Royal Family

Queen Elizabeth struggles to write Christmas speech amid Prince Andrew scandal

Queen Elizabeth II is facing a severe case of writer’s block as she prepares her annual Christmas speech amid a turbulent year for the royals and fallout from Prince Andrew‘s Jeffrey Epstein scandal.

The 93-year-old monarch is progressing slowly on the speech — a tradition that dates back to her grandfather King George V, and one she takes very seriously as her opportunity to address the nation, Vanity Fair reported this week.

“It’s still at a first-draft stage because of the election, but it probably hasn’t been the easiest speech to write,” a royal source told the magazine. “It has been a very different time behind the scenes, and morale is at a bit of a low.”

Jeffrey Epstein
Jeffrey EpsteinAP

The Duke of York has seen his reputation torpedoed by Virginia Roberts Giuffre’s resurfaced allegations that Epstein, a convicted sex offender who committed suicide in August, coerced her into having sex with the royal and other powerful men when she was a teen.

Last month, Andrew announced that he was stepping back from public duties “for the foreseeable future” amid furor over his now-infamous BBC interview defending himself against the allegations.

Insiders said at the time that Queen Elizabeth made the decision to fire her own son.

“The scandal around Prince Andrew has been deeply disturbing, and he will doubtless face more problems in the new year, including pressure for his testimony under oath,” the queen’s biographer Sally Bedell Smith told Vanity Fair. “But the queen — along with Prince Charles, Prince Philip, and Prince William — acted decisively when the potential damage to the monarchy became clear.”

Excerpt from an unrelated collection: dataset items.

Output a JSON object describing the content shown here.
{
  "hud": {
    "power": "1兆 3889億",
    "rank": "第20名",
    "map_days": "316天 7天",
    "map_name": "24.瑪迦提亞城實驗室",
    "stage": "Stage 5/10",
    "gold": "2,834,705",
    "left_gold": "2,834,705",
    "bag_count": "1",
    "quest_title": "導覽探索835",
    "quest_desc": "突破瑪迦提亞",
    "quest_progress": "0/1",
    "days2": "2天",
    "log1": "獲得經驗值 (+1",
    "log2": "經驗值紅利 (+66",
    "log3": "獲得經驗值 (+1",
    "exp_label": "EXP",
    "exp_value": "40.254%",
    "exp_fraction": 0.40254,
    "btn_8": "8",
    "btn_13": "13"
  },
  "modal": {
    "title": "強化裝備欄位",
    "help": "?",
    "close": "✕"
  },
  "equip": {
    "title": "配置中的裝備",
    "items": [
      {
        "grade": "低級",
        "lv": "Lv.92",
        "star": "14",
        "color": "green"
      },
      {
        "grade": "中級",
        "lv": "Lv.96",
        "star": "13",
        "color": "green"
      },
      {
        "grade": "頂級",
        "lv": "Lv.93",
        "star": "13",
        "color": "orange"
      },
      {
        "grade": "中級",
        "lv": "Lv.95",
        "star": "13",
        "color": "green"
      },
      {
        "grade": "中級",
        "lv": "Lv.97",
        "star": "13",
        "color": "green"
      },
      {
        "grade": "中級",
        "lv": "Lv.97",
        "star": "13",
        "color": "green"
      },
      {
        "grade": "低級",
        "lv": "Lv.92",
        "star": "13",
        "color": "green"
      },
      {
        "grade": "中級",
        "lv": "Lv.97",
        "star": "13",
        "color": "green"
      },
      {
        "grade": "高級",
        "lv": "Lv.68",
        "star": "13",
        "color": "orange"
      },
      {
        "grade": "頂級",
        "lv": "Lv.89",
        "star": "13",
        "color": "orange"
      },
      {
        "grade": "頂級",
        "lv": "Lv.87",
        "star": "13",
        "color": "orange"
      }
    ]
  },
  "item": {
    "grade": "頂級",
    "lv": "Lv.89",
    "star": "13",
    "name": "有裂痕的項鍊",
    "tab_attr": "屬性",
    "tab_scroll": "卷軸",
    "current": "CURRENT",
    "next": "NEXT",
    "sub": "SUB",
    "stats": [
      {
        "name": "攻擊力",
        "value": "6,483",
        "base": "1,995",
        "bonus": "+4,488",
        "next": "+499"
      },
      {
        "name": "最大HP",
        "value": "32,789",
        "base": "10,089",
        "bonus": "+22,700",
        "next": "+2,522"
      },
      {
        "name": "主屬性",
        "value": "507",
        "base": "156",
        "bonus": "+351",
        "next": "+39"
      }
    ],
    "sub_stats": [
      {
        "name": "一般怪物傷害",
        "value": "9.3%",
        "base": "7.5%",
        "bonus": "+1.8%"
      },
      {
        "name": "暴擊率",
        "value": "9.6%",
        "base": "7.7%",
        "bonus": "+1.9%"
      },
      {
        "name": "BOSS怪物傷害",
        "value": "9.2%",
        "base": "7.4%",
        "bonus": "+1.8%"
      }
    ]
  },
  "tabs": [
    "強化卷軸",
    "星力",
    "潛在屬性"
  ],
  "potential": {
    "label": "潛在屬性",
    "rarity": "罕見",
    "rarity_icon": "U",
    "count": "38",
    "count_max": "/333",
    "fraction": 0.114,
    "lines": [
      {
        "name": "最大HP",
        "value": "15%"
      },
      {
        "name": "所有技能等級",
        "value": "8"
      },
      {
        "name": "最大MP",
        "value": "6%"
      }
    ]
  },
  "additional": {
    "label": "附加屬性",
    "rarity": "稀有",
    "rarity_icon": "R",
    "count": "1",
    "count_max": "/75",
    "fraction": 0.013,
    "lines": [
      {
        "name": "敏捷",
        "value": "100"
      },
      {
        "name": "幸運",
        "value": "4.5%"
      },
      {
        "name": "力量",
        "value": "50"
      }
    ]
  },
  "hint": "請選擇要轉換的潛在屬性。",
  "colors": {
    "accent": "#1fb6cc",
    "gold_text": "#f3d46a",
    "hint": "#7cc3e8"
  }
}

Royal expert and writer Leslie Carroll, author of “Royal Pains: A Rogues’ Gallery of Brats, Brutes, and Bad Seeds,” told Fox News that the Queen is undoubtedly struggling as the scandal continues to unravel.

“I feel a bit sad that at this stage in her life … the queen can never relax her hands on the reins of the monarchy and completely trust the younger generation to carry on,” Carroll said. “[She] is said to be ‘disappointed’ by Andrew … He’s always been a wild one, but he went off the rails by associating with Epstein, to begin with.”

“The queen will continue to ‘neither complain nor explain’ because she was raised to do so; and with ‘duty first’ as a core belief,” Carroll continued. “[She] … needs to keep the country together as its moral spine, demonstrating the ‘there will always be an England’ sentiment that has kept Britain’s monarchy the longest-running show in history — still going after over a millennium.”

Prince Andrew hasn’t been the only concern for the Queen this year — she’s been dragged into the ongoing Brexit saga, and Buckingham Palace is grappling with rumors of fallings out between Prince William and Kate Middleton and Prince Harry and Meghan Markle, according to Vanity Fair.

But Her Royal Highness is getting by with a little help from her eldest son, Prince Charles, Bedell Smith told the outlet.

“The queen’s relationship with Charles is closer than ever, and he has settled into his role,” the biographer said. “He’s not the outspoken man he once was, and she admires him and what he is doing. He is representing her well. I think it must be a comfort that she knows he will be a good king. The line of succession is secure, and you can see the Cambridges getting into their roles as a future king and queen. I don’t see any ominous clouds on the horizon for 2020.”